La soja Roundup Ready (RR), genéticamente modificada para resistir al herbicida
Roundup, fabricado por la propia transnacional, ocupa casi el 90 por
ciento de los 25 millones de hectáreas de territorio brasileño sembradas con la
oleaginosa.
Por usar esa semilla patentada, los productores brasileños deben pagarle un 2
por ciento de su cosecha anual en royalties al comprarla, y otro 2 por ciento
cuando venden su cosecha.
Si
la sentencia se ratifica Monsanto deberá pagar unos 7.500 millones de dólares en
indemnizaciones a sus demandantes |
"La ley
prevé el derecho de los productores de multiplicar las semillas que compran, y
en ninguna parte del mundo se cobra con la producción final. Los productores
están pagando un impuesto privado sobre la producción", comentó una de las
abogadas de los productores demandantes, Jane Berwanger.
Paradójicamente, Monsanto no debe hacer frente esta vez en Brasil a ninguno de
sus oponentes tradicionales (agricultores familiares, productores de otros
rubros, sindicatos, grupos ambientalistas, movimientos sociales, comunidades
nativas) sino a quienes son objetivamente sus aliados, los productores sojeros
que han incorporado sin mayor drama una tecnología que multiplica sus ganancias.
“No hay
como Monsanto para esquilmar”, decía recientemente la francesa Robin.
Más allá de esta
situación, no se escucha entre los sojeros reclamos por los daños sanitarios y
ambientales generados por los productos que Monsanto elabora y ellos
utilizan, o por el desplazamiento hacia las periferias urbanas de decenas de
miles de campesinos expulsados por el avance de la soja, o por la amenaza que la
oleaginosa representa para el Cerrado, un área de 2 millones de quilómetros
cuadrados que concentra el 5 por ciento de la biodiversidad mundial.

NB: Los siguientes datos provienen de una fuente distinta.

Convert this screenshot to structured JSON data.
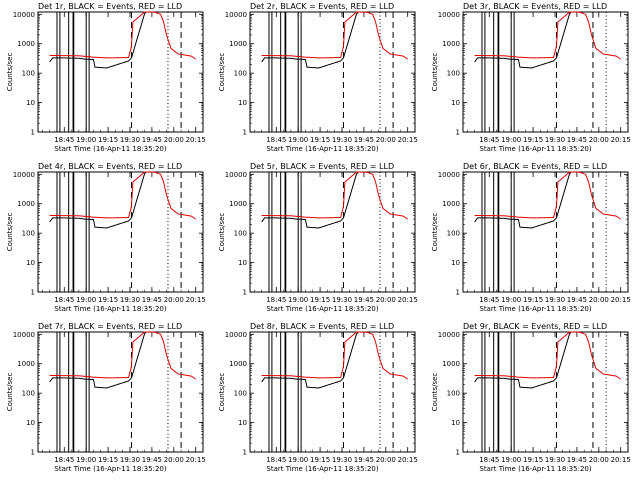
{
  "colors": {
    "events": "#000000",
    "lld": "#e00000",
    "background": "#ffffff"
  },
  "shared": {
    "type": "line",
    "ylabel": "Counts/sec",
    "xlabel": "Start Time (16-Apr-11 18:35:20)",
    "y_scale": "log",
    "ylim": [
      1,
      12000
    ],
    "y_ticks": [
      1,
      10,
      100,
      1000,
      10000
    ],
    "y_tick_labels": [
      "1",
      "10",
      "100",
      "1000",
      "10000"
    ],
    "x_ticks": [
      "18:45",
      "19:00",
      "19:15",
      "19:30",
      "19:45",
      "20:00",
      "20:15"
    ],
    "xlim_minutes": [
      -8,
      105
    ],
    "x_tick_minutes": [
      10,
      25,
      40,
      55,
      70,
      85,
      100
    ],
    "series": [
      {
        "name": "Events",
        "color": "#000000"
      },
      {
        "name": "LLD",
        "color": "#e00000"
      }
    ],
    "events_profile": {
      "x": [
        0,
        2,
        10,
        20,
        24,
        30,
        31,
        39,
        54,
        56,
        65,
        66
      ],
      "y": [
        240,
        330,
        330,
        320,
        300,
        290,
        160,
        150,
        260,
        330,
        10500,
        11500
      ]
    },
    "lld_profile": {
      "x": [
        0,
        20,
        30,
        40,
        54,
        56,
        57,
        65,
        72,
        76,
        78,
        80,
        83,
        88,
        97,
        100
      ],
      "y": [
        400,
        390,
        350,
        330,
        340,
        800,
        5500,
        12000,
        11800,
        10000,
        5500,
        2000,
        700,
        450,
        380,
        300
      ]
    }
  },
  "chart_data": [
    {
      "type": "line",
      "title": "Det 1r, BLACK = Events, RED = LLD",
      "gap_lines": [
        5,
        7,
        13,
        16,
        16.5,
        25,
        27
      ],
      "dashed_lines": [
        56,
        90
      ],
      "dotted_lines": [
        81
      ]
    },
    {
      "type": "line",
      "title": "Det 2r, BLACK = Events, RED = LLD",
      "gap_lines": [
        5,
        7,
        13,
        16,
        16.5,
        25,
        27
      ],
      "dashed_lines": [
        56,
        90
      ],
      "dotted_lines": [
        81
      ]
    },
    {
      "type": "line",
      "title": "Det 3r, BLACK = Events, RED = LLD",
      "gap_lines": [
        5,
        7,
        13,
        16,
        16.5,
        25,
        27
      ],
      "dashed_lines": [
        56,
        81
      ],
      "dotted_lines": [
        90
      ]
    },
    {
      "type": "line",
      "title": "Det 4r, BLACK = Events, RED = LLD",
      "gap_lines": [
        5,
        7,
        13,
        16,
        16.5,
        25,
        27
      ],
      "dashed_lines": [
        56,
        90
      ],
      "dotted_lines": [
        81
      ]
    },
    {
      "type": "line",
      "title": "Det 5r, BLACK = Events, RED = LLD",
      "gap_lines": [
        5,
        7,
        13,
        16,
        16.5,
        25,
        27
      ],
      "dashed_lines": [
        56,
        90
      ],
      "dotted_lines": [
        81
      ]
    },
    {
      "type": "line",
      "title": "Det 6r, BLACK = Events, RED = LLD",
      "gap_lines": [
        5,
        7,
        13,
        16,
        16.5,
        25,
        27
      ],
      "dashed_lines": [
        56,
        81
      ],
      "dotted_lines": [
        90
      ]
    },
    {
      "type": "line",
      "title": "Det 7r, BLACK = Events, RED = LLD",
      "gap_lines": [
        5,
        7,
        13,
        16,
        16.5,
        25,
        27
      ],
      "dashed_lines": [
        56,
        90
      ],
      "dotted_lines": [
        81
      ]
    },
    {
      "type": "line",
      "title": "Det 8r, BLACK = Events, RED = LLD",
      "gap_lines": [
        5,
        7,
        13,
        16,
        16.5,
        25,
        27
      ],
      "dashed_lines": [
        56,
        90
      ],
      "dotted_lines": [
        81
      ]
    },
    {
      "type": "line",
      "title": "Det 9r, BLACK = Events, RED = LLD",
      "gap_lines": [
        5,
        7,
        13,
        16,
        16.5,
        25,
        27
      ],
      "dashed_lines": [
        56,
        81
      ],
      "dotted_lines": [
        90
      ]
    }
  ]
}
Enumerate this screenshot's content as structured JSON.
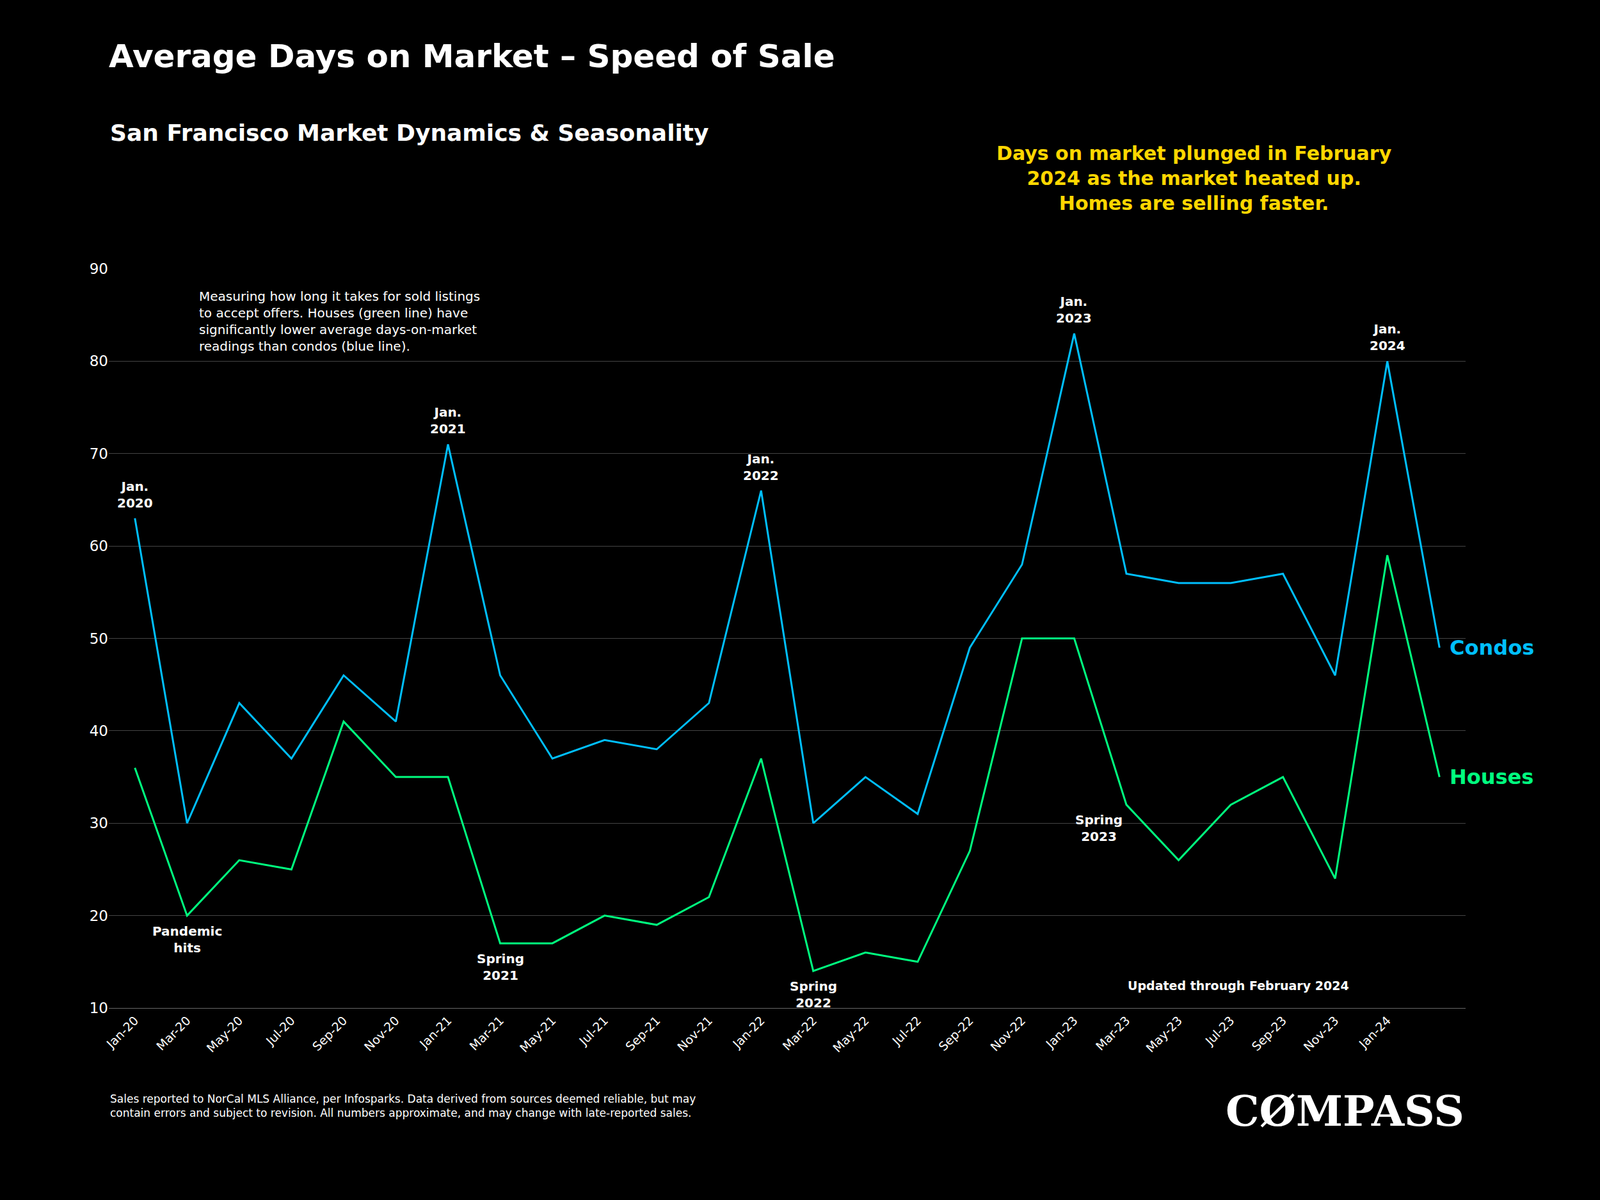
{
  "chart_data": {
    "type": "line",
    "title": "Average Days on Market – Speed of Sale",
    "subtitle": "San Francisco Market Dynamics & Seasonality",
    "categories": [
      "Jan-20",
      "Mar-20",
      "May-20",
      "Jul-20",
      "Sep-20",
      "Nov-20",
      "Jan-21",
      "Mar-21",
      "May-21",
      "Jul-21",
      "Sep-21",
      "Nov-21",
      "Jan-22",
      "Mar-22",
      "May-22",
      "Jul-22",
      "Sep-22",
      "Nov-22",
      "Jan-23",
      "Mar-23",
      "May-23",
      "Jul-23",
      "Sep-23",
      "Nov-23",
      "Jan-24",
      null
    ],
    "series": [
      {
        "name": "Condos",
        "color": "#00BFFF",
        "values": [
          63,
          30,
          43,
          37,
          46,
          41,
          71,
          46,
          37,
          39,
          38,
          43,
          66,
          30,
          35,
          31,
          49,
          58,
          83,
          57,
          56,
          56,
          57,
          46,
          80,
          49
        ]
      },
      {
        "name": "Houses",
        "color": "#00FF7F",
        "values": [
          36,
          20,
          26,
          25,
          41,
          35,
          35,
          17,
          17,
          20,
          19,
          22,
          37,
          14,
          16,
          15,
          27,
          50,
          50,
          32,
          26,
          32,
          35,
          24,
          59,
          35
        ]
      }
    ],
    "ylim": [
      10,
      90
    ],
    "yticks": [
      10,
      20,
      30,
      40,
      50,
      60,
      70,
      80,
      90
    ],
    "grid": true,
    "annotations": [
      {
        "text": "Measuring how long it takes for sold listings\nto accept offers. Houses (green line) have\nsignificantly lower average days-on-market\nreadings than condos (blue line)."
      },
      {
        "text": "Jan.\n2020"
      },
      {
        "text": "Jan.\n2021"
      },
      {
        "text": "Jan.\n2022"
      },
      {
        "text": "Jan.\n2023"
      },
      {
        "text": "Jan.\n2024"
      },
      {
        "text": "Spring\n2021"
      },
      {
        "text": "Spring\n2022"
      },
      {
        "text": "Spring\n2023"
      },
      {
        "text": "Pandemic\nhits"
      },
      {
        "text": "Updated through February 2024"
      },
      {
        "text": "Days on market plunged in February\n2024 as the market heated up.\nHomes are selling faster.",
        "color": "#FFD700"
      },
      {
        "text": "Sales reported to NorCal MLS Alliance, per Infosparks. Data derived from sources deemed reliable, but may\ncontain errors and subject to revision. All numbers approximate, and may change with late-reported sales."
      },
      {
        "text": "CØMPASS"
      }
    ]
  }
}
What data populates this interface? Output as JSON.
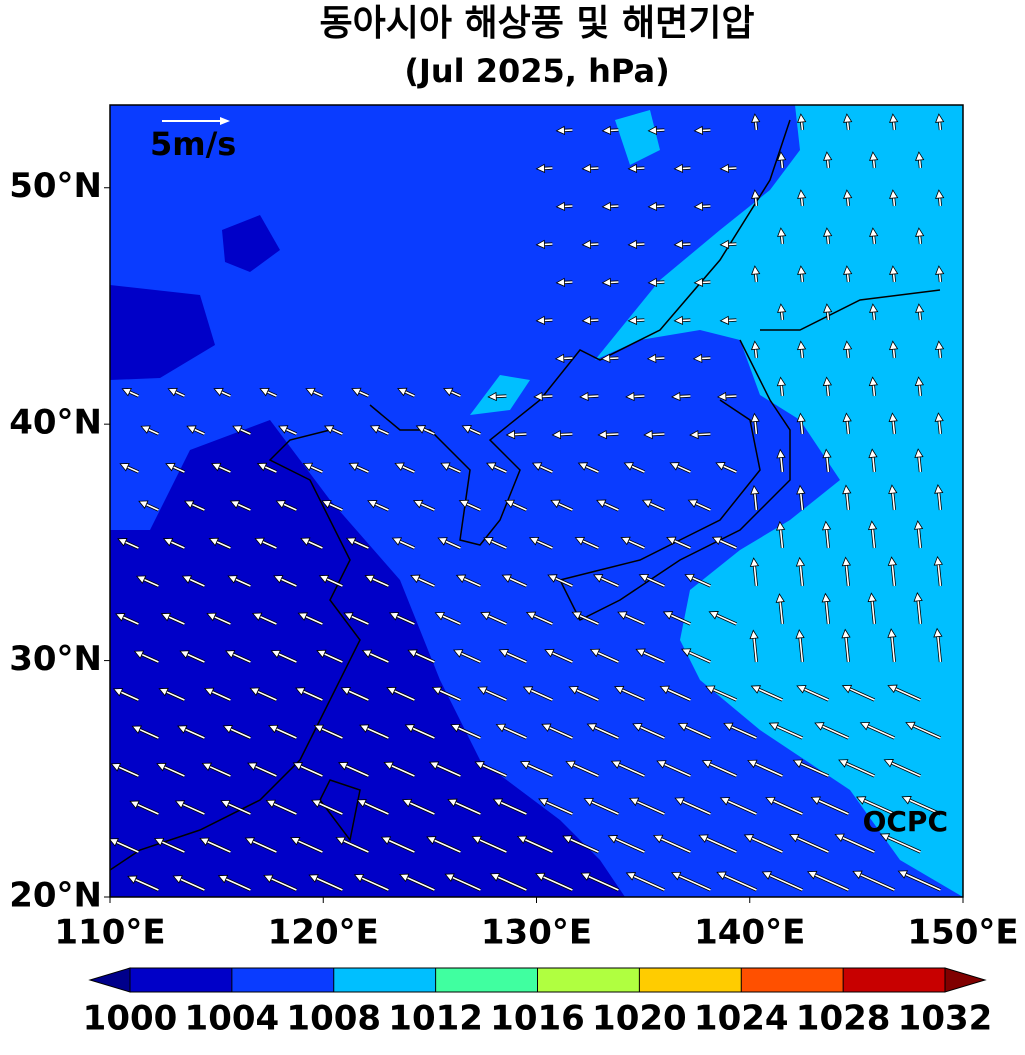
{
  "map": {
    "title": "동아시아 해상풍 및 해면기압",
    "subtitle": "(Jul 2025, hPa)",
    "scale_label": "5m/s",
    "watermark": "OCPC",
    "xlim": [
      110,
      150
    ],
    "xticks": [
      {
        "value": 110,
        "label": "110°E"
      },
      {
        "value": 120,
        "label": "120°E"
      },
      {
        "value": 130,
        "label": "130°E"
      },
      {
        "value": 140,
        "label": "140°E"
      },
      {
        "value": 150,
        "label": "150°E"
      }
    ],
    "ylim": [
      20,
      53.5
    ],
    "yticks": [
      {
        "value": 20,
        "label": "20°N"
      },
      {
        "value": 30,
        "label": "30°N"
      },
      {
        "value": 40,
        "label": "40°N"
      },
      {
        "value": 50,
        "label": "50°N"
      }
    ],
    "colorbar": {
      "levels": [
        1000,
        1004,
        1008,
        1012,
        1016,
        1020,
        1024,
        1028,
        1032
      ],
      "colors": [
        "#0000c8",
        "#0a3cff",
        "#00bfff",
        "#40ffa0",
        "#b0ff40",
        "#ffcc00",
        "#ff5000",
        "#c80000"
      ],
      "under_color": "#00008b",
      "over_color": "#800000"
    }
  }
}
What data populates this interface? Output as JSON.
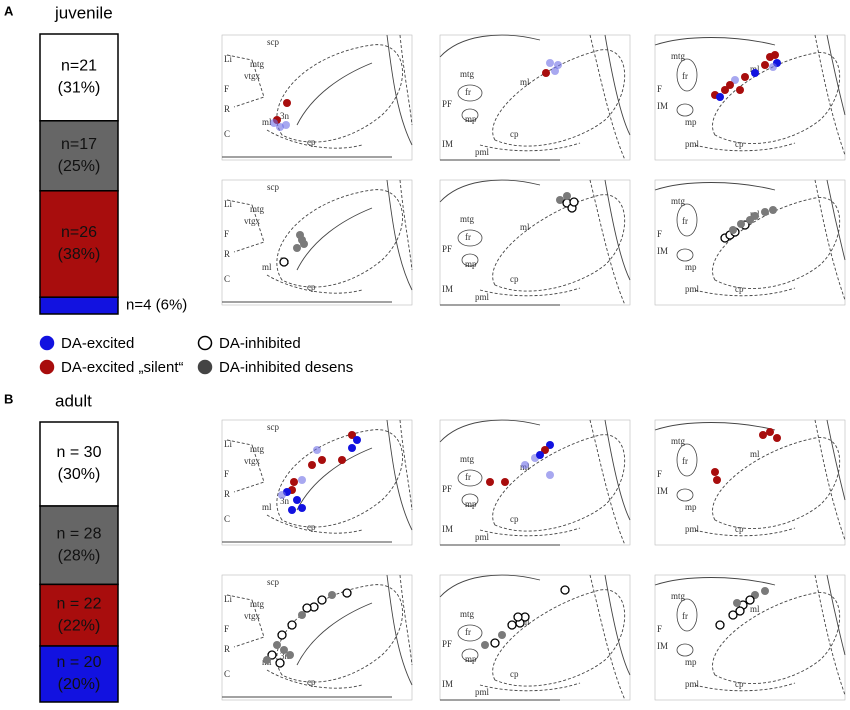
{
  "panels": [
    {
      "letter": "A",
      "group": "juvenile",
      "bar": [
        {
          "n": "n=21",
          "pct_label": "(31%)",
          "percent": 31,
          "color": "#ffffff"
        },
        {
          "n": "n=17",
          "pct_label": "(25%)",
          "percent": 25,
          "color": "#666666"
        },
        {
          "n": "n=26",
          "pct_label": "(38%)",
          "percent": 38,
          "color": "#a80d0d"
        },
        {
          "n": "n=4 (6%)",
          "percent": 6,
          "color": "#1212e0"
        }
      ]
    },
    {
      "letter": "B",
      "group": "adult",
      "bar": [
        {
          "n": "n  = 30",
          "pct_label": "(30%)",
          "percent": 30,
          "color": "#ffffff"
        },
        {
          "n": "n  = 28",
          "pct_label": "(28%)",
          "percent": 28,
          "color": "#666666"
        },
        {
          "n": "n  = 22",
          "pct_label": "(22%)",
          "percent": 22,
          "color": "#a80d0d"
        },
        {
          "n": "n  = 20",
          "pct_label": "(20%)",
          "percent": 20,
          "color": "#1212e0"
        }
      ]
    }
  ],
  "legend": [
    {
      "label": "DA-excited",
      "fill": "#1212e0",
      "stroke": "#1212e0"
    },
    {
      "label": "DA-inhibited",
      "fill": "#ffffff",
      "stroke": "#000000"
    },
    {
      "label": "DA-excited „silent“",
      "fill": "#a80d0d",
      "stroke": "#a80d0d"
    },
    {
      "label": "DA-inhibited desens",
      "fill": "#444444",
      "stroke": "#444444"
    }
  ],
  "atlas_labels": [
    [
      "scp",
      "Li",
      "mtg",
      "vtgx",
      "F",
      "R",
      "C",
      "ml",
      "3n",
      "cp"
    ],
    [
      "mtg",
      "ml",
      "fr",
      "PF",
      "mp",
      "cp",
      "IM",
      "pml"
    ],
    [
      "mtg",
      "fr",
      "ml",
      "F",
      "IM",
      "mp",
      "cp",
      "pml"
    ]
  ]
}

Aun así, dijo un productor
lechero de una pequeña localidad de Rio Grande, “toda dificultad de Monsanto
hay que celebrarla”. Máxime cuando no es la única que la transnacional enfrenta
en Brasil, y en especial en ese estado del sur del país.
A fines de agosto, un
tribunal de segunda instancia de la ciudad de Porto Alegre condenó a la empresa
a pagar al Estado 500.000 reales (unos 250.000 dólares) por una “publicidad
engañosa” sobre la soja transgénica.
El aviso, de 2004,
promovía las “bondades” del producto de laboratorio cuando éste todavía estaba
prohibido en Brasil.
Monsanto
"enalteció un producto cuya venta estaba prohibida y no aclaró que sus
pretendidos beneficios son muy cuestionados en el medio científico", dice el
fallo del juez instructor del caso, Jorge Antonio Maurique.
Si la sentencia es
ratificada, Monsanto deberá pagar el cuarto de millón de dólares y además
difundir una publicidad en la que consten los efectos negativos de los productos
con los que modifica las semillas de soja.